Responding to Zika Virus

Experts say mosquito control is key to curbing the latest viral outbreak


While health officials monitor the spread of Zika virus from areas of outbreak in Latin America and the Caribbean into the US and abroad, the Centers for Disease Control and Prevention (CDC) has issued a health advisory that sexual transmission of the virus may be more common than previously thought.

The Zika virus, unlike other mosquito-borne viruses, was relatively unknown and unstudied until it was recently associated with an alarming rise in babies born in Brazil with abnormally small heads and brain defects—a condition called microcephaly.

“The microcephaly cases are a personal tragedy for the families whose babies are affected. They will need much care and support, some of them for decades. The costs to the public health system will be enormous,” says Emory's Uriel Kitron, an expert in vector-borne diseases, which are transmitted by mosquitoes, ticks, or other organisms.

For the past several years, Kitron has collaborated with Brazilian scientists and health officials to study the dengue virus, which is spread by the same mosquito species, Aedes aegypti, as Zika. The focus of that collaboration is now shifting to Zika.
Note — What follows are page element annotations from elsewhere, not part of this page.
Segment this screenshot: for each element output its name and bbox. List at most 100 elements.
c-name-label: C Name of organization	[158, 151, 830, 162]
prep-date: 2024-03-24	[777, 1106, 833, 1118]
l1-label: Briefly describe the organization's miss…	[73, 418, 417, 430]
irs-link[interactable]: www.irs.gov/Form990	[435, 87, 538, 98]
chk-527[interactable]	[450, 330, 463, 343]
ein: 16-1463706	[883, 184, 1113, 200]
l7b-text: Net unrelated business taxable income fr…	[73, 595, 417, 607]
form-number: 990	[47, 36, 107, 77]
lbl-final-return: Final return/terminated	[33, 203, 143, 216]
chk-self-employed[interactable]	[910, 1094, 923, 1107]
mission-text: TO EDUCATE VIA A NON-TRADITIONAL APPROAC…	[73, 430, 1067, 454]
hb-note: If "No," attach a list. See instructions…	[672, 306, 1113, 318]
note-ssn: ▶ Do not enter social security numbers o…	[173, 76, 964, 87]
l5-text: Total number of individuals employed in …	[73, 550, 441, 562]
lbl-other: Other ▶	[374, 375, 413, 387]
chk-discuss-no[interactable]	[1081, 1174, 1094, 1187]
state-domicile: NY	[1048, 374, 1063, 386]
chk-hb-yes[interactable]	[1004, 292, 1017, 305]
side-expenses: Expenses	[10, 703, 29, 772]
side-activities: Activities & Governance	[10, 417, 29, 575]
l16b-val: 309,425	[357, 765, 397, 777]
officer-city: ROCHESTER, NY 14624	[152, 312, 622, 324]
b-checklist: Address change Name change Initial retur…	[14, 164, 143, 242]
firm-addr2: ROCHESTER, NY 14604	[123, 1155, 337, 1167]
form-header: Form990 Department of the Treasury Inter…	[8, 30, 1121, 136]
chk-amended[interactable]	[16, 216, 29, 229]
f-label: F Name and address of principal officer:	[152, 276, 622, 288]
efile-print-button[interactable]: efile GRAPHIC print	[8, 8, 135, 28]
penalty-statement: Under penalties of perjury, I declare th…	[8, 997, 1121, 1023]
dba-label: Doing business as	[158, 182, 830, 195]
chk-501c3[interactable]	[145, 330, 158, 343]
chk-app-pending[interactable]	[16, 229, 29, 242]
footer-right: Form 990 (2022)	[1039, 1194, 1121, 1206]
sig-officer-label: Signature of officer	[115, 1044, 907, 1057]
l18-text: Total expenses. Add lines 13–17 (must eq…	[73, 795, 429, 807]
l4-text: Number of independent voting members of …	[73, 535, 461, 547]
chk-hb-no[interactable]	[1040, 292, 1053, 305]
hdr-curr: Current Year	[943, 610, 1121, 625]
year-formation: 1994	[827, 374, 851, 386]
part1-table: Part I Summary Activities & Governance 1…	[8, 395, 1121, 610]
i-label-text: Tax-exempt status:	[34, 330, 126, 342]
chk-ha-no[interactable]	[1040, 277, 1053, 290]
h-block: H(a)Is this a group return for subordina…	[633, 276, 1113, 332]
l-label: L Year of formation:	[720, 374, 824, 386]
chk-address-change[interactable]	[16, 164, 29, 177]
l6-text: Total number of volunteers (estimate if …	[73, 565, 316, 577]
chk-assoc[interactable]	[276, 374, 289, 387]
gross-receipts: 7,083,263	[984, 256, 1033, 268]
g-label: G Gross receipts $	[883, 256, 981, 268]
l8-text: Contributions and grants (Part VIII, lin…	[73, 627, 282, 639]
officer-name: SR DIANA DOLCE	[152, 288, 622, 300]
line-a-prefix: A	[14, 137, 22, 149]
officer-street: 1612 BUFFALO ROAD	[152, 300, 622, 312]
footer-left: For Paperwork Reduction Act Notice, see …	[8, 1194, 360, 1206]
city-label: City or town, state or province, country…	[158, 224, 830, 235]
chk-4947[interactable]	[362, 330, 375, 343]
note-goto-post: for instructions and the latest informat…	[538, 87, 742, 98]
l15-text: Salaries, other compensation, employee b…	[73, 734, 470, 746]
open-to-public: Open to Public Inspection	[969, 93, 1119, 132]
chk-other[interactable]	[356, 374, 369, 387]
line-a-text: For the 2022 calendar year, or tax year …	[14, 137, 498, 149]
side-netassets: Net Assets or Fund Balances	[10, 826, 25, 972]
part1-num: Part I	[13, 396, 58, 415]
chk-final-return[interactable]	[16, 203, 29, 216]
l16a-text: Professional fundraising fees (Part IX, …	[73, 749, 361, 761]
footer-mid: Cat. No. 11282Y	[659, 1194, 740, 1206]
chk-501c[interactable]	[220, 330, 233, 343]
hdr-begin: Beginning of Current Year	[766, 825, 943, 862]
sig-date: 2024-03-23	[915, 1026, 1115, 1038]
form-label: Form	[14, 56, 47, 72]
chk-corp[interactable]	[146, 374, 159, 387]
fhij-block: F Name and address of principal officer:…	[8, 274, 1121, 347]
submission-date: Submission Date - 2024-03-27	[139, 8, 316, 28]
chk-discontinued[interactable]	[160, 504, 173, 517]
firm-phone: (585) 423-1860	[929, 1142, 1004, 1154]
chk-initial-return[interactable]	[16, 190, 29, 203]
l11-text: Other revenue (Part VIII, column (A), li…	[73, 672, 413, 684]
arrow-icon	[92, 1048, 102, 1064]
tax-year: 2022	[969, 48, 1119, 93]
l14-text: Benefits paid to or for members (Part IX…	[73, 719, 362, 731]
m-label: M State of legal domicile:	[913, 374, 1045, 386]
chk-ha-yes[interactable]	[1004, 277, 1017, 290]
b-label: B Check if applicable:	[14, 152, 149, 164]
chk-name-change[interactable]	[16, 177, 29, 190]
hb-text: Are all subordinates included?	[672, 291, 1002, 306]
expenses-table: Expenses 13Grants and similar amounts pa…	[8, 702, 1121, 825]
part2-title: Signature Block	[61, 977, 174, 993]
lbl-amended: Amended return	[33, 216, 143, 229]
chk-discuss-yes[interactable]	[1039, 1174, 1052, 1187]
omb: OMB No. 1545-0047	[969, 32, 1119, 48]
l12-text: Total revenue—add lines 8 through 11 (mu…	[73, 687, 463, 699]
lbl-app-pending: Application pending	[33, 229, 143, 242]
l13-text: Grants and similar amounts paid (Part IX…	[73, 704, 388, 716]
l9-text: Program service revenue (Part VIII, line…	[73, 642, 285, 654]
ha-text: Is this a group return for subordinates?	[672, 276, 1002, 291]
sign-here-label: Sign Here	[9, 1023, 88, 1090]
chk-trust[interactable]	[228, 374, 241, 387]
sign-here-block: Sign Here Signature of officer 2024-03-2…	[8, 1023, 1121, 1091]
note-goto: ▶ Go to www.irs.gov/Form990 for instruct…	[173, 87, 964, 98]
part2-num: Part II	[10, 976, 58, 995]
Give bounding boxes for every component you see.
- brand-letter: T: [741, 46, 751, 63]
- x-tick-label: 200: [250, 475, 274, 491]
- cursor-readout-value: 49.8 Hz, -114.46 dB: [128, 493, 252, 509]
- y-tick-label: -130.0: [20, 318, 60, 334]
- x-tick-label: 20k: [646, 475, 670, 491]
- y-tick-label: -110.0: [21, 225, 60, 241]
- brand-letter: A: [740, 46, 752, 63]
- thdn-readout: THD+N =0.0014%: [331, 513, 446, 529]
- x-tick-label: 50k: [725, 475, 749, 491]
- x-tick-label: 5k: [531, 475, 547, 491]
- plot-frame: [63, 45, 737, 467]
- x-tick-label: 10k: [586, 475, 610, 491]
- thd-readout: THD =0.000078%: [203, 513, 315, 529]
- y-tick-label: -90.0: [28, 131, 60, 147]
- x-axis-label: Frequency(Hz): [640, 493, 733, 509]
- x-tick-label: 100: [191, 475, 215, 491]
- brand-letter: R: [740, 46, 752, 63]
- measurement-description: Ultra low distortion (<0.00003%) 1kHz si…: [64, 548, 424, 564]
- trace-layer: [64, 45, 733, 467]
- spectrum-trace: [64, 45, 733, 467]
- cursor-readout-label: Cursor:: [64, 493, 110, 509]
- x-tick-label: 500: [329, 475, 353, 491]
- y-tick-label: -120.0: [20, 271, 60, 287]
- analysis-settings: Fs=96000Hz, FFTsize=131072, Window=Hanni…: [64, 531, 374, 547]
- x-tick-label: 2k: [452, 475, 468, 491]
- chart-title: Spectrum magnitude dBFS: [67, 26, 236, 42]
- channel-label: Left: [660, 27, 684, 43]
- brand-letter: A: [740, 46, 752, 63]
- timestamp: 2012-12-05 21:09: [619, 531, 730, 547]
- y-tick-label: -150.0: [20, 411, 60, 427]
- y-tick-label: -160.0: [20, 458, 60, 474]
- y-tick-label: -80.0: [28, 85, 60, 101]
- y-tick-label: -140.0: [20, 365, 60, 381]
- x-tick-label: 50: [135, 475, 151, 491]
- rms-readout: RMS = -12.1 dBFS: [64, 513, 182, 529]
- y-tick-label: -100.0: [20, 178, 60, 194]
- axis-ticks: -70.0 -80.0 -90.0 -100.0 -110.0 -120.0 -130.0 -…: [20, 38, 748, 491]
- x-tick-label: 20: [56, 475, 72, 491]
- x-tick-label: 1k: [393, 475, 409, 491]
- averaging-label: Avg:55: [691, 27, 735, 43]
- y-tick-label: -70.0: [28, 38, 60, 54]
“Zika is a game-changer. It appears that this virus may pass through a woman’s placenta and impact her unborn child. That’s about as scary as it gets," says Kitron, who traveled to Brazil to support the country’s research strategies and control efforts for the outbreak.

Now the CDC and state public health departments in the US are investigating a number of reports of possible sexual transmission of the virus from men who had been infected to their partners. Zika virus has been found in body fluids including blood, urine, saliva, and semen, and remains in semen even after it has been shed from the blood, according to the CDC. It is unknown how long the virus remains in semen.

Since the Zika outbreak began in northeastern Brazil last spring, an estimated five hundred thousand to 1.5 million people have been infected. The resulting illness—whose symptoms include a rash, joint pains, inflammation of the eyes, and fever— only lasts a few days. As many as 80 percent of infected people may be asymptomatic.

It was not until months after Zika cases showed up in Brazil that a spike in microcephaly births was tied to women infected during pregnancy. More than 3,500 microcephaly cases have been reported since October in Brazil, compared to 150 in 2014.

Gonzalo Vazquez-Prokopec is an Emory disease ecologist who specializes in spatial analysis of the movement of people, mosquitos, and pathogens in order to zero in on transmission patterns of epidemics. He describes Aedes aegypti as the roaches of the mosquito world, perfectly adapted to living with humans, especially in urban environments. “Now we have three viruses—dengue, chikungunya, and Zika—being spread by Aedes aegypti,” says Vazquez-Prokopec, “so that greatly increases the cost-effectiveness of doing high-quality, thorough mosquito control.”

Drug Innovation Ventures at Emory (DRIVE) and the Emory Institute for Drug Development (EIDD) have launched an effort to identify and develop antivirals to treat the infection caused by Zika virus. "Since Zika is a flavivirus in the same family as dengue and hepatitis C, we can apply what we have learned working on alphaviruses and flaviviruses, as well as from our past success with treatments for HIV, hepatitis B, hepatitis C, and herpes viruses, in our search for an effective drug,” says George Painter, CEO of DRIVE and director of EIDD.